Ali Sami Yen için belki veda yazısı yazmak için erken ama zaten bu özel mekânı veya mabedi bir yazıya sığdırmak bir o kadar zor. 2010-2011 sezonu ile birlikte Avrupa maçlarını da işin içine katarsak yaklaşık olarak taraftarlar Ali Sami Yen’de en fazla on karşılaşma daha seyredecek.
Kulübün çıkardığı kombinelerden anlaşıldığı üzere, Galatasaray futbol takımı ligin ikinci yarı maçlarını Türk Telekom Arena’da oynamak üzere yapıyor. Taraftar gözünde bu konu o kadar uzadı ve defalarca dile getirildi ki, herkes tarafında gerçekleşmesi zor ve inandırıcılığını kaybetmiş bir konu olarak görülüyor.
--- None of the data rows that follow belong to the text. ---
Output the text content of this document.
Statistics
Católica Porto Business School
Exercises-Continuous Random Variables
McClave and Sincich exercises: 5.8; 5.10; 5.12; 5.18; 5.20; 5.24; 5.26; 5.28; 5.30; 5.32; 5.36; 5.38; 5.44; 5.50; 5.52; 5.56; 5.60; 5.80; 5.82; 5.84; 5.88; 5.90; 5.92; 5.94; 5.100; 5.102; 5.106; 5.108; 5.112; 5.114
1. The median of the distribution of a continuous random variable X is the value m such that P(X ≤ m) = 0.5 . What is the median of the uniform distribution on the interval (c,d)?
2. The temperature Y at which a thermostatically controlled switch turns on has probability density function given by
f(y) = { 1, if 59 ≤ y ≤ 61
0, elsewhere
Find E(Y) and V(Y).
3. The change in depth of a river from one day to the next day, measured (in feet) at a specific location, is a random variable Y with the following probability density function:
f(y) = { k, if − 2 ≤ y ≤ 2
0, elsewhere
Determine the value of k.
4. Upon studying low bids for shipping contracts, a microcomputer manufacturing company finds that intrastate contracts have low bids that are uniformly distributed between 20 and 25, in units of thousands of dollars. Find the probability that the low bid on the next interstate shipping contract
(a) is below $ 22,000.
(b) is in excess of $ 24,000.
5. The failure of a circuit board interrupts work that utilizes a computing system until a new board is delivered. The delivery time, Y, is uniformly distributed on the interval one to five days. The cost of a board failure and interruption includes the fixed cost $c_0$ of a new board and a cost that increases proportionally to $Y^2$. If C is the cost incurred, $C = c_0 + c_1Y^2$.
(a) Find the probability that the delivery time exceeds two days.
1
Bunların yanında Ali Sami Yen’in bünyelerde yaptığı bir alışkanlık var ki bu herkes için en zoru…
Zaten Fatih Terimli döneminde Olimpiyat Stadı’nda kaybedilmiş bir sezon Ali Sami Yen’in önemini ve değerini herkesin gözünde çok daha fazla güçlendirdi. Yorgun stat o kadar önemli maçlara konserlere sahne oldu ki bu yarım sezonu tamamladıktan sonra siz beni yıkmasanız da ben kendimi koy vereceğim ayakta duracak halim yok der gibi zaten…
Bu stadın en kalabalık olduğu maç 1987 yılında oynanan Galatasaray-Eskişehir maçıydı. Bu maçın asıl önemi o sezonun son maçı olması ve 14 yıldan sonra Galatasaray’ın şampiyon olmasıydı. O gün stada 39.000 kişi ayakta maçı seyretmişti. Bugün stada bütün tribünlerin koltuklu hale getirilmesinden ve çeşitli tadilatlardan dolayı maksimum ulaşabilecek rakam 25.000 kişidir.
Peki, kimler geldi bu stada hemen hatırlayalım işte gelen takımlardan bazıları; Real Madrid, AC Milan, FC Barcelona, Manchester United, Juventus, Liverpool, Bologna, SS Lazio, Leeds United, R. Mallorca, Paris Saint Germain, Glasgow Rangers, Olympiakos, Bordeaux, AS Monaco, Athletic Bilbao, Deportivo de La Coruña, PSV Eindhoven diye bu liste uzayabilir…
Bence en önemli maç olarak İtalya’da gergin ilişkiler içinde olduğumuz günlerde Juventus ile oynanan maçtı; taraftarlar ve futbolcular herkes gergin, bütün dünyanın gözü yine Ali Sami Yen’deydi.
Manchester United 3-3 lük maçın rövanşında burada 0-0 berabere kaldığımız ve ilk defa bir Türk takımının şampiyonlar ligine kaldığı maç, Leeds Unitedlı bir taraftarın Taksim’de öldürülmesinden sonraki maç, Real Madrid 2-0’dan sonra 3-2 öne geçtiğimiz maç, Galatasaray-Neuchatel Xamax maçı Tanju, Uğur, Prekaziler... Ümit Davala’nın Milan’a attığı son penaltı, UEFA Kupası’na kaldığımız o unutulmaz dakikalar, Galatasaray-Monaco maçı, Hagi’nin son dakikada attığı gol, bir anda aklıma gelen benim gönlümdeki Ali Sami Yen’nin en güzel anıları arasındadır… Bu listeyi kuşkusuz daha da uzatabiliriz…
Bu stada genel olarak yıllar içinde bana öğrettikleri de var işte bazıları: Eski açık kışın acayip rüzgâr alır, yağmur yağarsa stat çevresindeki ve içindeki su birikintilerinden kurtuluş yoktur, ıslanarak eve gideceksin başka yolu yok bu işin…
Eski açıkta rakip takım taraftarı ile uğraşmak için çok eğlencelidir. Yeni açıkta numaralı tarafında oturursan bağırmaya mecbursun bunun da başka çaresi yok. Numaralıdan kart bulduysan ve maça gideceksen mutlaka maç başlamadan 5 dakika önce git yoksa kendini yalnız hissedersin. Kapalıya giderseniz skorboardu göremezsiniz bunu baştan kabul edelim…
Evet Ali Sami Yen’nin tuvaletleri pis, skorboardu göremiyoruz, stat yıkılıyor, yağmurda her yer çamur oluyor.
Ama orası Ali Sami Yen ve orası bizim evimiz, yuvamız ve ruhumuzdur. Burada bizim anılarımız, sevinçlerimiz, hüzünlerimiz var. Bu yüzden bu stadı bırakmak burayı terk etmek bizim için çok zor… Galatasaraylı’nın en kutsal yeridir. Çok özlenecektir. Dileğimiz ruhun yeni bedende tekrar canlanmasıdır.